Ukraine engaged the Republic 24 times, including with artillery and mortars:

— 120 mm mortars were used four times, 27 shells fired;
— 82mm mortars were used eight times, 47 shells fired.

Hot spots were suburbs of Gorlovka and the south of the Republic, as well as Staromikhaylovka, Donetsk (the village of Trudovskaya Mine, the village of Oktyabrskaya Mine, the Volvo Center) and Dokuchayevsk.

According to the OSCE SMM, monitors spotted weapons and equipment that the AFU deployed in violation of disengagement lines, in the security zone and outside the storage sites during the mentioned period.

Official representative of the Republic Alexey Nikonorov emphasized that Ukraine does not comply yet with the ceasefire. And this is happening while the issue of additional measures for strengthening and monitoring the existing ceasefire is totally stagnating.

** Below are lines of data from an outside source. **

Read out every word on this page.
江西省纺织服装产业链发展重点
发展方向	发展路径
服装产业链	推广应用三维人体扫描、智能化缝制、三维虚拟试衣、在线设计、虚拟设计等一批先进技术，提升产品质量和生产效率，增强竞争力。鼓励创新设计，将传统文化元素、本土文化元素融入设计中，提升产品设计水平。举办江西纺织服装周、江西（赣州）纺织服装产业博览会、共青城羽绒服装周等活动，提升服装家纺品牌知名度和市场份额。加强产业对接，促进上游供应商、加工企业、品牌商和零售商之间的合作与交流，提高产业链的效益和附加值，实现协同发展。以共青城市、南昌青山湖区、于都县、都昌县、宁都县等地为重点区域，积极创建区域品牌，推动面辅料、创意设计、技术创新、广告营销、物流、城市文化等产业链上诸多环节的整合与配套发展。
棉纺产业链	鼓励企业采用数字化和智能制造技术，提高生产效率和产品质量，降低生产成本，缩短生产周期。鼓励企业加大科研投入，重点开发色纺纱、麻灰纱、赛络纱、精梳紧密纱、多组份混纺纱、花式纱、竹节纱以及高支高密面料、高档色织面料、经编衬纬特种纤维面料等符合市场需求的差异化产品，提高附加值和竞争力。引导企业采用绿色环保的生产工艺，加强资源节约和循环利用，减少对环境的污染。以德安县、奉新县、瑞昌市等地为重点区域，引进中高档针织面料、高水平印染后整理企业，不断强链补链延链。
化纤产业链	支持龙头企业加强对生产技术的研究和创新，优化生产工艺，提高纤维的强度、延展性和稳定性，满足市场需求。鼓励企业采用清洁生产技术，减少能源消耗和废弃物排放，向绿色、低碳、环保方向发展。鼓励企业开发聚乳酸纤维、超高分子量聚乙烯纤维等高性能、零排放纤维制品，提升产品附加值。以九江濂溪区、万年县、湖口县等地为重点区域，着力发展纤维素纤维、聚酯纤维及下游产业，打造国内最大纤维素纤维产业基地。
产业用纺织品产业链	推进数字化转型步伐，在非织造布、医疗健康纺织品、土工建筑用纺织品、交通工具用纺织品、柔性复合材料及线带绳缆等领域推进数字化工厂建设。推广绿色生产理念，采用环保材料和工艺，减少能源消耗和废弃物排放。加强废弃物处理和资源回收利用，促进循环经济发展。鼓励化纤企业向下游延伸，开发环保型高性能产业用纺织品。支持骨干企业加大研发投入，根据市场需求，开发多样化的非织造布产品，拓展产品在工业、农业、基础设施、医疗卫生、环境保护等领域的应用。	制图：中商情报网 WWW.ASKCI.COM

“It is too early to talk about de-escalation, since the armed forces of Ukraine keep shooting at civilians and civilian infrastructure facilities. The Ukrainian party refuses to approve the key provisions of additional measures for ceasefire stabilization by forcing other dates for ceasefire. We shall not accept such a stance. The current truce agreed on 21 July, 2019, has been defined as indefinite,” Nikonorov said.

The participants again did not agree on new areas for disengagement. Ukraine delays discussion on this issue by all means and delays the negotiation process by promising to send some new proposals and coordinates.

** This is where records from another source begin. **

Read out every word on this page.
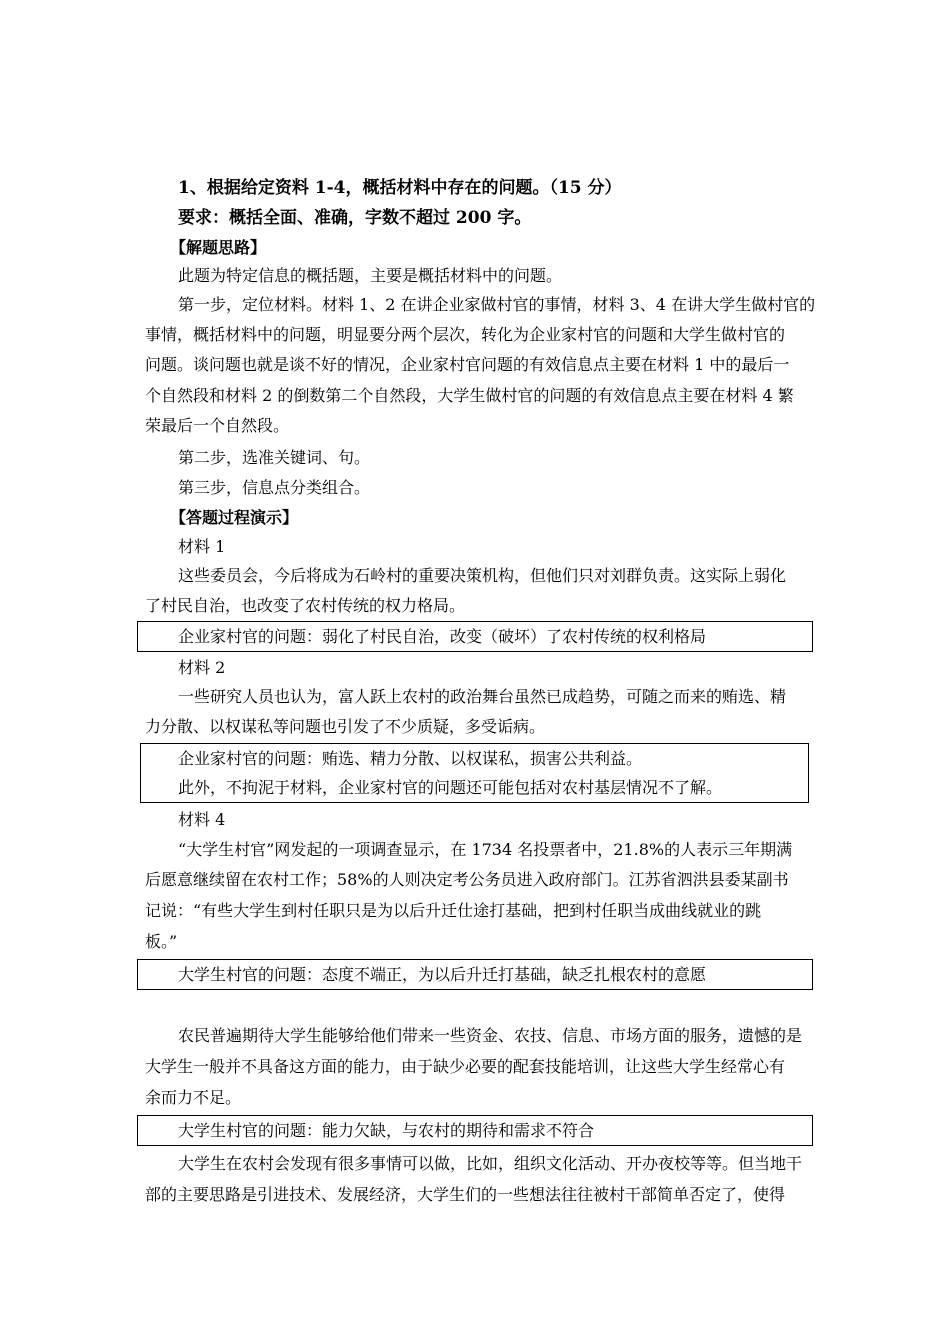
1、根据给定资料 1-4，概括材料中存在的问题。（15 分）
要求：概括全面、准确，字数不超过 200 字。
【解题思路】
此题为特定信息的概括题，主要是概括材料中的问题。
第一步，定位材料。材料 1、2 在讲企业家做村官的事情，材料 3、4 在讲大学生做村官的
事情，概括材料中的问题，明显要分两个层次，转化为企业家村官的问题和大学生做村官的
问题。谈问题也就是谈不好的情况，企业家村官问题的有效信息点主要在材料 1 中的最后一
个自然段和材料 2 的倒数第二个自然段，大学生做村官的问题的有效信息点主要在材料 4 繁
荣最后一个自然段。
第二步，选准关键词、句。
第三步，信息点分类组合。
【答题过程演示】
材料 1
这些委员会，今后将成为石岭村的重要决策机构，但他们只对刘群负责。这实际上弱化
了村民自治，也改变了农村传统的权力格局。
企业家村官的问题：弱化了村民自治，改变（破坏）了农村传统的权利格局
材料 2
一些研究人员也认为，富人跃上农村的政治舞台虽然已成趋势，可随之而来的贿选、精
力分散、以权谋私等问题也引发了不少质疑，多受诟病。
企业家村官的问题：贿选、精力分散、以权谋私，损害公共利益。
此外，不拘泥于材料，企业家村官的问题还可能包括对农村基层情况不了解。
材料 4
“大学生村官”网发起的一项调查显示，在 1734 名投票者中，21.8%的人表示三年期满
后愿意继续留在农村工作；58%的人则决定考公务员进入政府部门。江苏省泗洪县委某副书
记说：“有些大学生到村任职只是为以后升迁仕途打基础，把到村任职当成曲线就业的跳
板。”
大学生村官的问题：态度不端正，为以后升迁打基础，缺乏扎根农村的意愿
农民普遍期待大学生能够给他们带来一些资金、农技、信息、市场方面的服务，遗憾的是
大学生一般并不具备这方面的能力，由于缺少必要的配套技能培训，让这些大学生经常心有
余而力不足。
大学生村官的问题：能力欠缺，与农村的期待和需求不符合
大学生在农村会发现有很多事情可以做，比如，组织文化活动、开办夜校等等。但当地干
部的主要思路是引进技术、发展经济，大学生们的一些想法往往被村干部简单否定了，使得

“At each previous meeting we discussed specific promising areas for disengagement that the parties suggested. To reach a consensus, we only need to decide on three compromise options that suit both us and the Ukrainian party. However, the representatives of Kiev claimed that they had prepared new proposals, which they did not consider it necessary to submit for the participants’ consideration before the video conference for some reason, so the discussion has been again rescheduled for the next meeting.

In addition, the issue of agreeing on a supplement to the Framework Decision, which would include all the issues that had been overlooked earlier, is of great concern. For the first time in a long period, the members of the working subgroup were able to start discussing the draft document item by item. The negotiation process has been jump-started, but there is a great deal of work to be done,” Alexey Nikonorov summed up.

In conclusion, the DPR representative noted that they had managed to discuss almost all items on the agenda today, with the exception of demining activities.